Disparition de la filière cocotier aux Comores : un problème phytosanitaire sans solution ?

Notre centre contribue à la création d’emploi dans un secteur promoteur de l’économie Comorienne #CFMTH
29 mai 2016
Dr Youssouf Mohamed Kassim| La santé publique aux Comores
12 juin 2016

Disparition de la filière cocotier aux Comores : un problème phytosanitaire sans solution ?

Par Ali Hassani

Le cocotier est depuis toujours intimement lié à la culture comorienne. Toutes les parties de l’arbre sont transformées pour les besoins de la vie courante.  La noix de coco est utilisée dans de nombreux plats traditionnels.

Implantée aux Comores pendant la période coloniale, la cocoteraie comorienne était parmi les cultures de rente jusqu’aux années 80. Comme la vanille, le girofle et l’ylang-ylang ; le coprah « Mbatra », albumen séché de la noix de coco s’exportait massivement vers l’occident. Utilisé dans l’industrie cosmétique pour la fabrication du savon, du shampoing… la noix du coco faisait partie de la fierté nationale en matière d’exportation.

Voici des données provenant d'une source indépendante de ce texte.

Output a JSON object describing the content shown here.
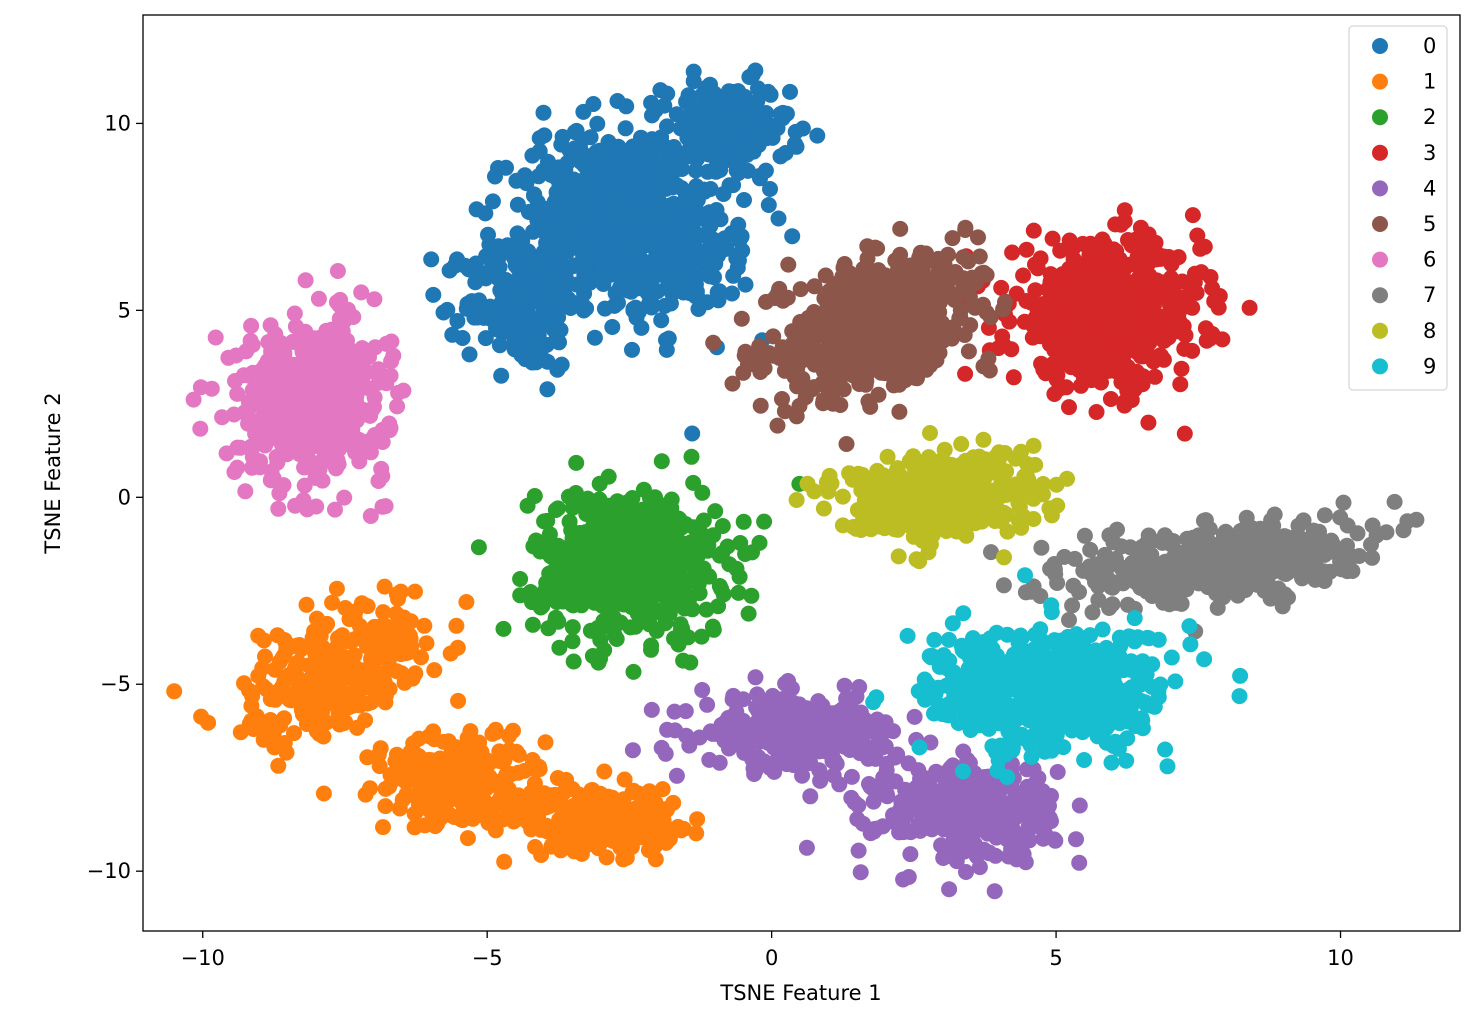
{
  "chart_data": {
    "type": "scatter",
    "title": "",
    "xlabel": "TSNE Feature 1",
    "ylabel": "TSNE Feature 2",
    "xlim": [
      -11.05,
      12.1
    ],
    "ylim": [
      -11.6,
      12.9
    ],
    "xticks": [
      -10,
      -5,
      0,
      5,
      10
    ],
    "xtick_labels": [
      "−10",
      "−5",
      "0",
      "5",
      "10"
    ],
    "yticks": [
      -10,
      -5,
      0,
      5,
      10
    ],
    "ytick_labels": [
      "−10",
      "−5",
      "0",
      "5",
      "10"
    ],
    "grid": false,
    "legend_position": "top-right",
    "marker": "filled circle",
    "series": [
      {
        "name": "0",
        "color": "#1f77b4",
        "clusters": [
          {
            "cx": -2.5,
            "cy": 7.3,
            "sx": 1.6,
            "sy": 2.4,
            "rot": 25,
            "n": 620
          },
          {
            "cx": -0.8,
            "cy": 9.8,
            "sx": 1.0,
            "sy": 1.2,
            "rot": 0,
            "n": 200
          },
          {
            "cx": -4.4,
            "cy": 5.2,
            "sx": 0.9,
            "sy": 1.6,
            "rot": 0,
            "n": 200
          }
        ]
      },
      {
        "name": "1",
        "color": "#ff7f0e",
        "clusters": [
          {
            "cx": -7.5,
            "cy": -4.6,
            "sx": 1.2,
            "sy": 1.9,
            "rot": -35,
            "n": 300
          },
          {
            "cx": -5.5,
            "cy": -7.6,
            "sx": 1.3,
            "sy": 1.1,
            "rot": -20,
            "n": 280
          },
          {
            "cx": -3.0,
            "cy": -8.6,
            "sx": 1.2,
            "sy": 0.8,
            "rot": 0,
            "n": 220
          }
        ]
      },
      {
        "name": "2",
        "color": "#2ca02c",
        "clusters": [
          {
            "cx": -2.5,
            "cy": -1.8,
            "sx": 1.5,
            "sy": 1.8,
            "rot": 0,
            "n": 620
          }
        ]
      },
      {
        "name": "3",
        "color": "#d62728",
        "clusters": [
          {
            "cx": 5.9,
            "cy": 4.9,
            "sx": 1.5,
            "sy": 1.7,
            "rot": 0,
            "n": 620
          }
        ]
      },
      {
        "name": "4",
        "color": "#9467bd",
        "clusters": [
          {
            "cx": 0.5,
            "cy": -6.3,
            "sx": 1.6,
            "sy": 0.9,
            "rot": 0,
            "n": 280
          },
          {
            "cx": 3.4,
            "cy": -8.4,
            "sx": 1.4,
            "sy": 1.2,
            "rot": 0,
            "n": 320
          }
        ]
      },
      {
        "name": "5",
        "color": "#8c564b",
        "clusters": [
          {
            "cx": 1.8,
            "cy": 4.6,
            "sx": 1.3,
            "sy": 2.0,
            "rot": -40,
            "n": 580
          }
        ]
      },
      {
        "name": "6",
        "color": "#e377c2",
        "clusters": [
          {
            "cx": -8.1,
            "cy": 2.6,
            "sx": 1.2,
            "sy": 1.9,
            "rot": 0,
            "n": 520
          }
        ]
      },
      {
        "name": "7",
        "color": "#7f7f7f",
        "clusters": [
          {
            "cx": 7.9,
            "cy": -1.7,
            "sx": 2.2,
            "sy": 0.9,
            "rot": 12,
            "n": 480
          }
        ]
      },
      {
        "name": "8",
        "color": "#bcbd22",
        "clusters": [
          {
            "cx": 2.9,
            "cy": 0.1,
            "sx": 1.6,
            "sy": 1.0,
            "rot": 10,
            "n": 420
          }
        ]
      },
      {
        "name": "9",
        "color": "#17becf",
        "clusters": [
          {
            "cx": 4.9,
            "cy": -5.2,
            "sx": 1.9,
            "sy": 1.5,
            "rot": 0,
            "n": 560
          }
        ]
      }
    ]
  }
}
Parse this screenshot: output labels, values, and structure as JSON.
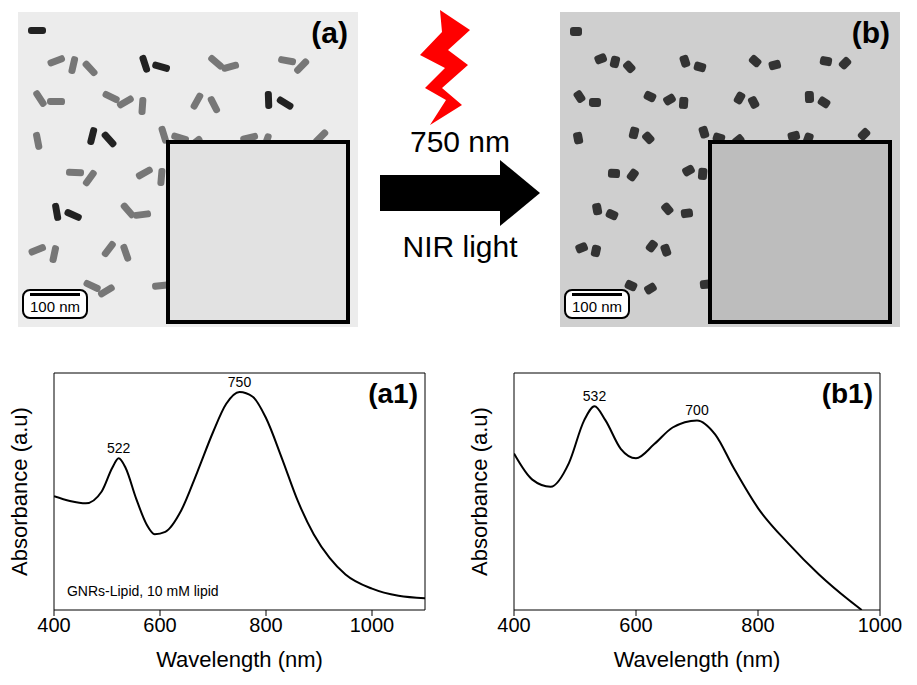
{
  "images": [
    {
      "label": "(a)",
      "scale_bar": "100 nm"
    },
    {
      "label": "(b)",
      "scale_bar": "100 nm"
    }
  ],
  "arrow": {
    "lines": [
      "750 nm",
      "NIR light"
    ]
  },
  "chart_data": [
    {
      "type": "line",
      "title": "(a1)",
      "x_label": "Wavelength (nm)",
      "y_label": "Absorbance (a.u)",
      "color": "#000000",
      "x": [
        400,
        430,
        460,
        490,
        510,
        522,
        535,
        555,
        575,
        590,
        610,
        640,
        670,
        700,
        725,
        750,
        775,
        800,
        830,
        860,
        890,
        920,
        950,
        1000,
        1050,
        1100
      ],
      "values": [
        0.48,
        0.46,
        0.45,
        0.5,
        0.6,
        0.64,
        0.6,
        0.47,
        0.36,
        0.32,
        0.33,
        0.42,
        0.58,
        0.75,
        0.87,
        0.92,
        0.9,
        0.81,
        0.64,
        0.46,
        0.32,
        0.22,
        0.15,
        0.09,
        0.06,
        0.05
      ],
      "xlim": [
        400,
        1100
      ],
      "xticks": [
        400,
        600,
        800,
        1000
      ],
      "ylim": [
        0,
        1
      ],
      "tick_labels": "x",
      "annotations": [
        {
          "text": "522",
          "x": 522,
          "y": 0.64
        },
        {
          "text": "750",
          "x": 750,
          "y": 0.92
        }
      ],
      "note": {
        "text": "GNRs-Lipid, 10 mM lipid",
        "x": 415,
        "y": 0.08
      }
    },
    {
      "type": "line",
      "title": "(b1)",
      "x_label": "Wavelength (nm)",
      "y_label": "Absorbance (a.u)",
      "color": "#000000",
      "x": [
        400,
        430,
        460,
        490,
        515,
        532,
        550,
        575,
        600,
        630,
        660,
        700,
        730,
        760,
        800,
        850,
        900,
        950,
        970
      ],
      "values": [
        0.66,
        0.55,
        0.52,
        0.62,
        0.8,
        0.86,
        0.8,
        0.68,
        0.64,
        0.7,
        0.77,
        0.8,
        0.74,
        0.6,
        0.43,
        0.28,
        0.15,
        0.04,
        0
      ],
      "xlim": [
        400,
        1000
      ],
      "xticks": [
        400,
        600,
        800,
        1000
      ],
      "ylim": [
        0,
        1
      ],
      "tick_labels": "x",
      "annotations": [
        {
          "text": "532",
          "x": 532,
          "y": 0.86
        },
        {
          "text": "700",
          "x": 700,
          "y": 0.8
        }
      ]
    }
  ]
}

Au milieu des années 90, la production commençait à chuter. De même la découverte des molécules de synthèse rendait l’exportation rare. La filière d’exportation a disparu et avec elle toutes les politiques publiques d’entretien des cocoteraies.

Depuis 1996, le projet Développement des Cultures Vivrières et Appui Semencier (DCVAS) est chargé de réhabiliter la cocoteraie comorienne, qui se trouve en phase de vieillissement avancée. Cependant, ses premières observations effectuées en 2000, ont montré une infestation des cocotiers par le complexe aleurode fumagine. Ce dernier s’est accentué et a complètement bouleversé les objectifs initiaux du projet. Il a donc été nécessaire de mesurer l’impact de ce problème phytosanitaire que ce soit au niveau de la production, des échanges et de la consommation des ménages.

Mots clés : Noix de coco, L’aleurode, Production, Consommation, problème phytosanitaire, Comores.

Disparition de la cocoteraie nationale quelle politique de remplacement?

L’impact de l’aleurode (mouches blanches) sur la cocoteraie comorienne doit être considéré comme une catastrophe nationale.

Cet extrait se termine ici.